A bill to remove gender identity from the Iowa Civil Rights Act cleared a Senate committee this afternoon and the panel’s chairman expects the full Senate to begin debating the bill tomorrow morning.

Democrats oppose the bill. Senator Janet Petersen of Des Moines was in the legislature in 2007 when lawmakers voted to establish civil rights protections for transgender Iowans. “Do we want to be a state that advances civil rights or do we want to be known as a state that yanks them away?…This is a move in the wrong direction,” Petersen said this afternoon.

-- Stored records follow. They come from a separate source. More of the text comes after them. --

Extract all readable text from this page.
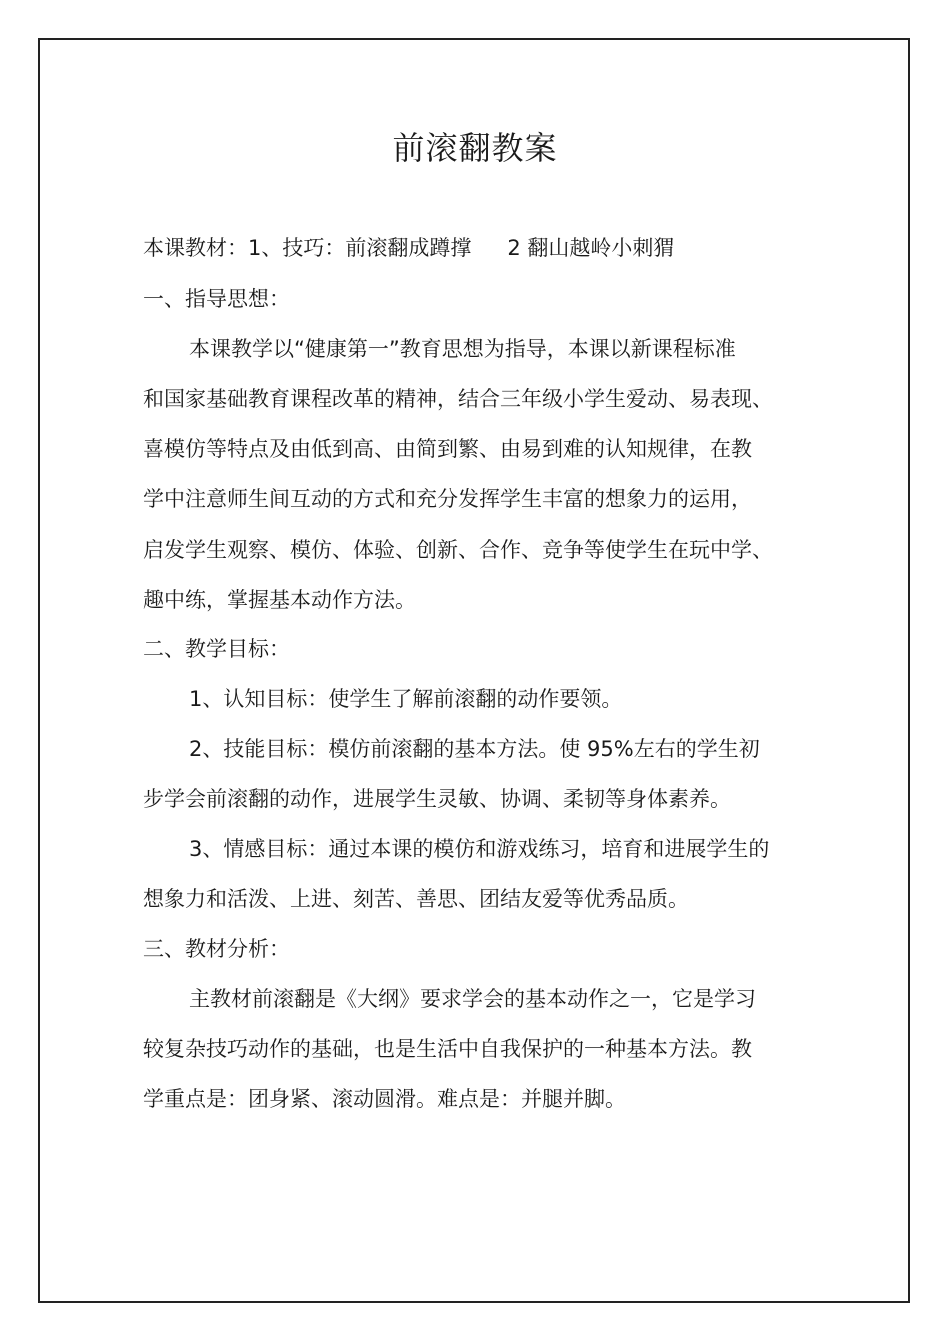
前滚翻教案
本课教材：1、技巧：前滚翻成蹲撑 2 翻山越岭小刺猬
一、指导思想：
本课教学以“健康第一”教育思想为指导，本课以新课程标准
和国家基础教育课程改革的精神，结合三年级小学生爱动、易表现、
喜模仿等特点及由低到高、由简到繁、由易到难的认知规律，在教
学中注意师生间互动的方式和充分发挥学生丰富的想象力的运用，
启发学生观察、模仿、体验、创新、合作、竞争等使学生在玩中学、
趣中练，掌握基本动作方法。
二、教学目标：
1、认知目标：使学生了解前滚翻的动作要领。
2、技能目标：模仿前滚翻的基本方法。使 95%左右的学生初
步学会前滚翻的动作，进展学生灵敏、协调、柔韧等身体素养。
3、情感目标：通过本课的模仿和游戏练习，培育和进展学生的
想象力和活泼、上进、刻苦、善思、团结友爱等优秀品质。
三、教材分析：
主教材前滚翻是《大纲》要求学会的基本动作之一，它是学习
较复杂技巧动作的基础，也是生活中自我保护的一种基本方法。教
学重点是：团身紧、滚动圆滑。难点是：并腿并脚。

Republican Senator Jason Schultz of Schleswig, chairman of the Senate Judiciary Committee, said the bill is necessary to block lawsuits seeking to overturn recent laws that prohibit biological males from playing in girls sports or being in school restrooms designated for girls only. “We find ourselves in the peculiar position of being the only state in the country in which we have the words ‘gender identity’ in the Civil Rights code and also protections for women, children and taxpayers,” Schultz said. “They are at odds.”

Senate MInority Leader Janice Weiner, a Democrat from Iowa City, predicted there will be an “endless channel” of lawsuits based on the removal of civil rights protections for transgender Iowans. “We are opening up our state to huge amounts of taxpayer money spent to defend the indefensible,” Weiner said.

Schultz accused Democrats of “rhetorical excess” as he closed committee debate on the bill. “It is insulting to the people of Iowa, the most unrealistic cartoon and caricature of reality that you could imagine,” Schultz said.

The bill is on a fast track at the statehouse and, if the Senate and House approve it tomorrow, it could be signed into law by Governor Reynolds before the end of the week.